In the initial phase, AMD will most likely integrate existing CPU cores with GPU cores. In the same way the company developed today's Radeon GPUs with multi-chip scalability, Fusion processors will be scalable by controlling the number of processing elements. Down the line, the integration will likely be more thorough, with no clear difference between the CPU and GPU components of the chip. Instead, it'll be a CPU with an integrated FPU and "stream" cores, which, through a software driver will act as graphics chip. With proper power management, this will offer a potent combination of performance per watt. It will be possible to have a fully-capable desktop environment powered by the integrated GPU, saving battery life, and then having on-demand access to a faster GPU for applications able to benefit from it.
Nvidia tried this with its Hybrid SLI technology, but it did not work for the enthusiast market. While Hybrid SLI (GeForce Boost) allowed you to split the 3D workload between the integrated GPU and the GPU on an add-on card, it was useless with a flagship GPU. The latency and processing overhead required to split the workload was greater than the performance benefit. AMD has a higher chance of success with Fusion, thanks to the lower-latency of the integrated component.
Whereas Fusion is about integrating graphics technology into the CPU, Torrenza is about providing direct-to-CPU connectivity via HyperTransport or a similarly-advanced, high-bandwidth low-latency interconnect protocol.
The use of direct-to-CPU add-ons is actually already shipping in niche markets. For example, you can use an XtremeData XDI device in a standard AMD Opteron socket. This features two Altera Stratix II FPGAs that have direct access to the primary Opteron CPU and RAM. Even though these devices may not have the same raw GFLOPS that an eight-core CPU or GPGPU setup may leverage, the real-world performance for compute-intensive algorithmic applications, such as financial market data analysis, data encryption, or military radar systems, is considerably higher in both raw performance and performance per watt. You can also get HTX cards with similar FPGAs or multi 10 GigE network adapters with direct HyperTransport links to the CPU.

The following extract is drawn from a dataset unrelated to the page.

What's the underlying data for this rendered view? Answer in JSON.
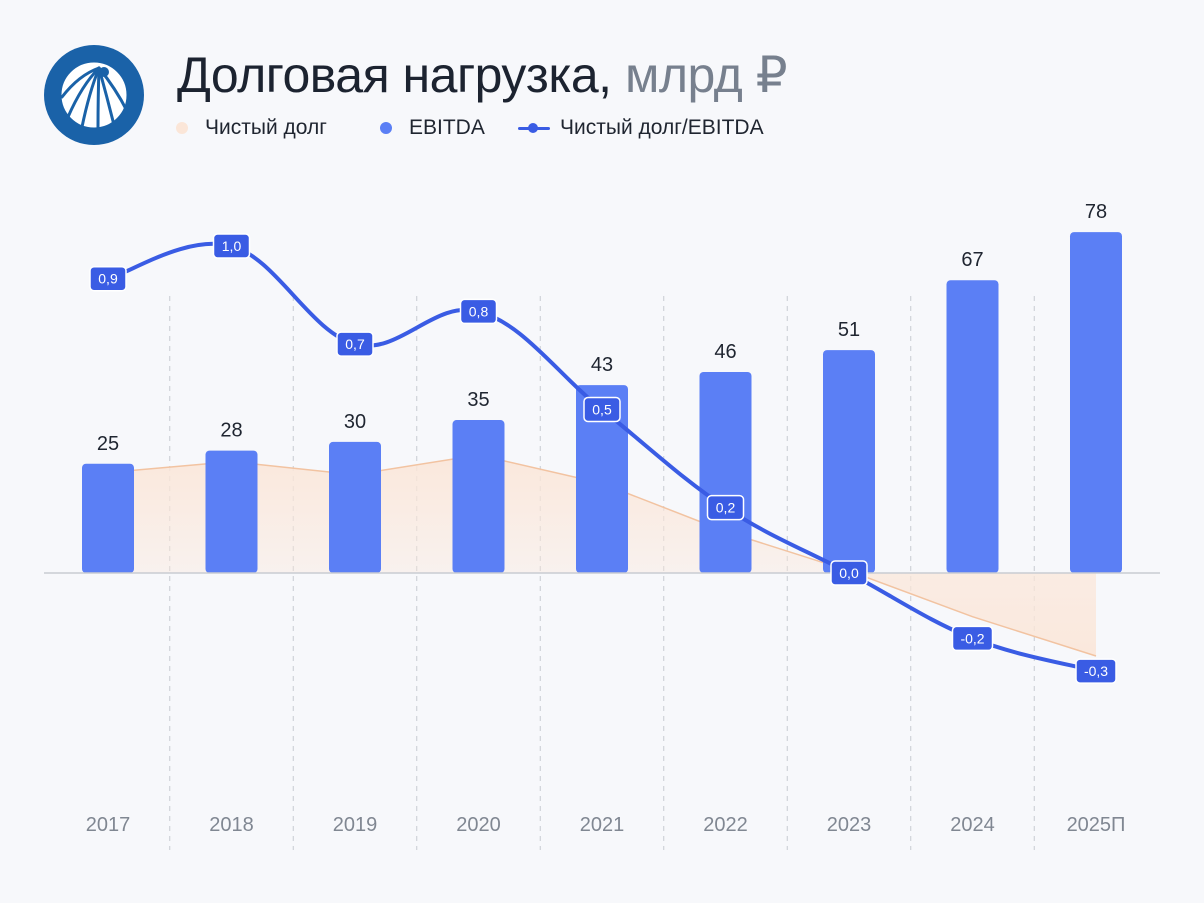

AMD's graphics division has demonstrated its ability to compete at the top of the market. Its Radeon HD 4000-series cards offered better price/performance than Nvidia's GeForce GTX (GT200) line-up, and the Radeon HD 5000-series remains the uncontested DirectX 11 champion.
AMD's CPU division has also demonstrated an ability to design high-performance multi-core CPUs, starting from the Athlon 64 X2 to today's current six-core server-oriented Opterons. Throughout the last decade, AMD and ATI have both been either a performance leader or in a close second place. As they enter the next ten years, AMD is the only technology company with the technical resources and consistent track record in both CPU and GPU technology. When AMD talks about Fusion, one cannot help but to believe that the company can succeed. We have high expectations for AMD in the upcoming decade.